Nella Resistenza, specie nei momenti decisivi, si assistette alla confluenza degli sforzi e ognuno portò il contributo della propria particolare ideologia e visione del mondo: i comunisti la dura volontà combattiva e l’esperienza internazionale, i sociaNormali il peso e l’autorità di una tradizione antica di lotte per il progresso e per la pace,gli azionisti il fervore intellettuale e il repubblicanesimo intransigente, i cattolici la sincera ansietà d’un riscatto morale-religioso, i liberali o coloro che erano veramente tali, il richiamo a quell’“Italietta” tanto seria e onesta di fronte alla corruzione dello Stato fascista. Perché nonostante tante differenze sul piano politico, sia nel C.L.N. che tra le formazioni partigiane, ci fu il superamento di divergenze anche notevoli, di diffidenze e attriti, in nome di un’unità di intenti e di decisioni sempre privilegiata e praticata? Perchè preminente era senza dubbio condurre nel modo più efficace la guerra al nazifascismo, ma nasceva e si rafforzava, col confronto di idee e proposte, la coscienza del dialogo, delle mediazioni come pratica politica, per trovare soluzioni comuni. Per questo si può parlare del C.L.N. come di un governo non solo antifascista ma democratico.
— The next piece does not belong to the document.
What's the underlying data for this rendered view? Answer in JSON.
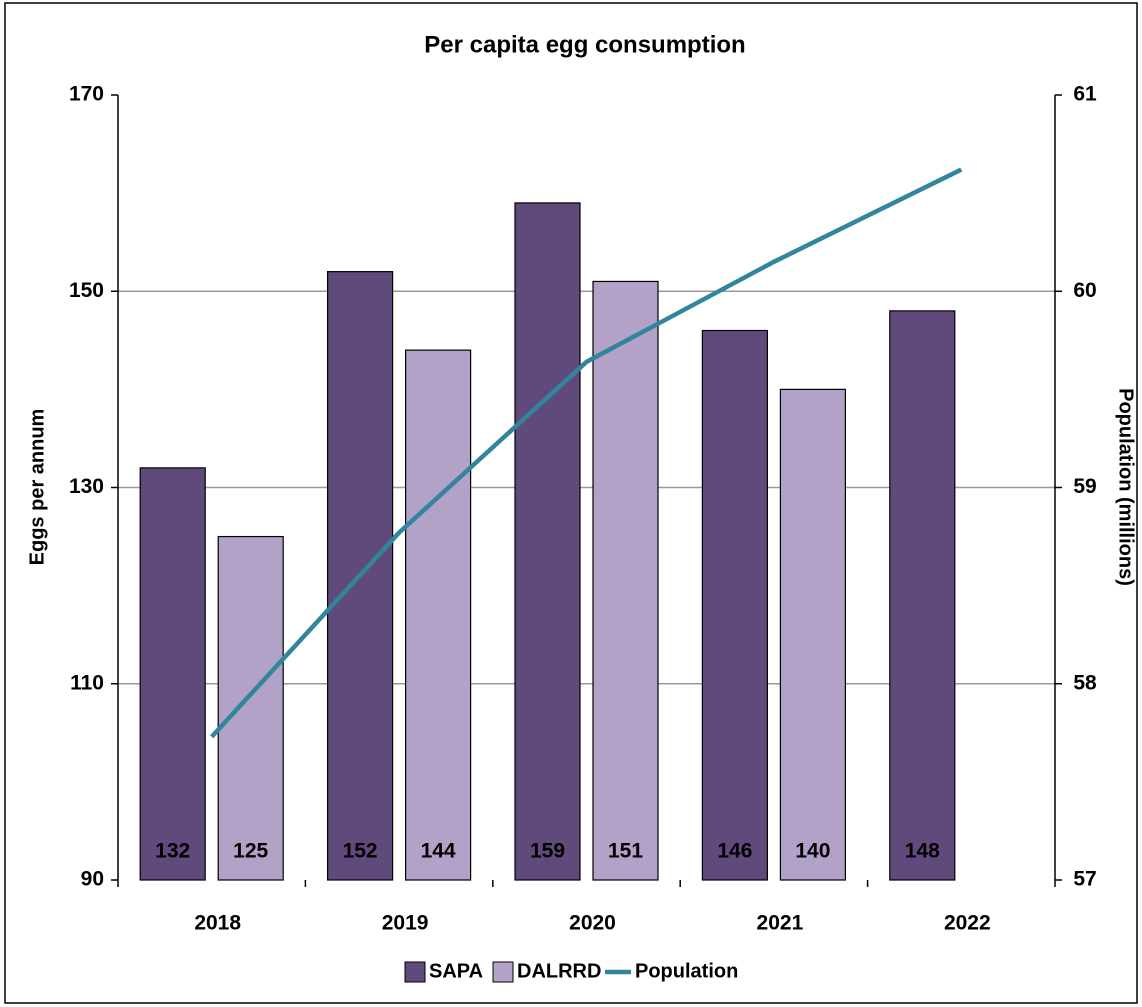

Nella Resistenza c’erano dunque, anche se imprecisati, valori democratici che solo la partecipazione popolare poteva esprimere, come scrive Riccardo Lombardi: "La Resistenza assolse un compito enorme creando le basi di una democrazia, permettendo a milioni di uomini e di donne che erano stati indottrinati dal fascismo di assumere le loro responsabilità e di partecipare per la prima volta alla vera vita del loro paese... La partecipazione popolare attiva o passiva, diretta o indiretta, questa è la democrazia".
Di fronte alla crisi profonda che attraversa il nostro paese non sono sufficienti le nuove norme istituzionali. Occorre soprattutto che la ragione vinca sulle spinte qualunquistiche e demagogiche, sugli egoismi separatisti, che insidiano il processo democratico, che i partiti riassumano il ruolo dovuto, di interpretazione della volontà popolare, di mediazione tra cittadini e istituzioni, non protesi a gestire, anche arbitrariamente, ogni forma di potere; consentendo perciò anche l’adeguata presenza delle rappresentanze di cittadini, specialmente nei governi locali, espressione delle nuove articolazioni della società. Accanto all’adozione di nuove regole statuali, un "supplemento d’anima" che richiami i valori resistenziali, quanto libertà individuali, solidarietà e convivenza civile, rivolti alla crescita democratica va invocato per accomunare tutti i cittadini nell’affrontare i mali, e sono tanti, che affliggono la comunitā internazionale e, con risvolti preoccupanti, la nostra.